The first migrate applies Django's built-in tables (auth, sessions, admin) plus your catalog app's tables. You will see output like "Applying auth.0001_initial... OK" for each migration.

Predict: What happens if you change a model field and forget to run makemigrations? Does the database update automatically?

Step 5: Create a Superuser and Start the Server

What to do: Create an admin account and run the development server.

Why: Django comes with a full admin interface at /admin that gives you CRUD operations (create, read, update, delete) for any registered model. You need a superuser account to log in. The development server lets you test everything locally.

# Create an admin account
python manage.py createsuperuser

# Start the development server
python manage.py runserver

Then visit: - http://127.0.0.1:8000 — Django welcome page - http://127.0.0.1:8000/admin — log in with your superuser credentials

Once logged in, you can add, edit, and delete Items through the admin interface — Django generated this entire UI from your model definition.

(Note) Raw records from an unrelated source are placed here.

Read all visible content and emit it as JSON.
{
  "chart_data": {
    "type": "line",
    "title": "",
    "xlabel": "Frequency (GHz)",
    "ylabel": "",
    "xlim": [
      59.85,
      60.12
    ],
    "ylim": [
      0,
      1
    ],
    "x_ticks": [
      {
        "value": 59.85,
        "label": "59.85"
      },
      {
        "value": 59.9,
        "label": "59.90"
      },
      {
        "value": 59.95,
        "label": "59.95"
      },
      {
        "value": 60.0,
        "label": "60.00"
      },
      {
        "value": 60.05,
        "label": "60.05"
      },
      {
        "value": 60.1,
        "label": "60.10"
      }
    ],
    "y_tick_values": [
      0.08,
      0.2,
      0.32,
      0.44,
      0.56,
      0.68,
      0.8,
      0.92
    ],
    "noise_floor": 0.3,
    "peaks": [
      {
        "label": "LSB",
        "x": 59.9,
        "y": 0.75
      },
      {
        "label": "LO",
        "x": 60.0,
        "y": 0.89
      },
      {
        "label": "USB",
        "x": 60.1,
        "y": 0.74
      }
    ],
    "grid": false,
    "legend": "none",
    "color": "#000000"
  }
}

Predict: The admin interface shows "Catalog > Items." Where do the display columns come from? Look at admin.py for the list_display setting.

Common Mistakes

Mistake Why It Happens Fix
No installed app with label 'catalog' App not in INSTALLED_APPS Add "catalog.apps.CatalogConfig" to the list
CharField missing max_length Django requires it for CharFields Add max_length=200 (or use TextField for unlimited text)
Model changes not in database Forgot makemigrations + migrate Always run both commands after changing models
Admin shows object ID instead of name Missing __str__ method Define __str__(self) on your model to return a readable name

Testing Your Solution

Run the setup script and then start the Django project:

python setup_guide.py
cd demo_project
python manage.py makemigrations
python manage.py migrate
python manage.py createsuperuser
python manage.py runserver

Verify: - http://127.0.0.1:8000 shows the Django welcome page - http://127.0.0.1:8000/admin shows the login page - After logging in, you can see and manage Items in the admin interface

Press Ctrl+C to stop the server.

What You Learned

  • Django separates projects and apps — a project is the overall configuration (settings, URLs), while an app is a self-contained feature module (models, views, templates) that can be reused across projects.
  • manage.py is the entry point for all Django commands: runserver starts development, migrate applies database changes, createsuperuser creates admin accounts.
  • Models are Python classes that map to database tables — Django's ORM translates between Python objects and SQL, so you rarely write raw SQL.
  • Migrations are a version control system for your database schemamakemigrations generates the change scripts, migrate applies them, and the history is preserved.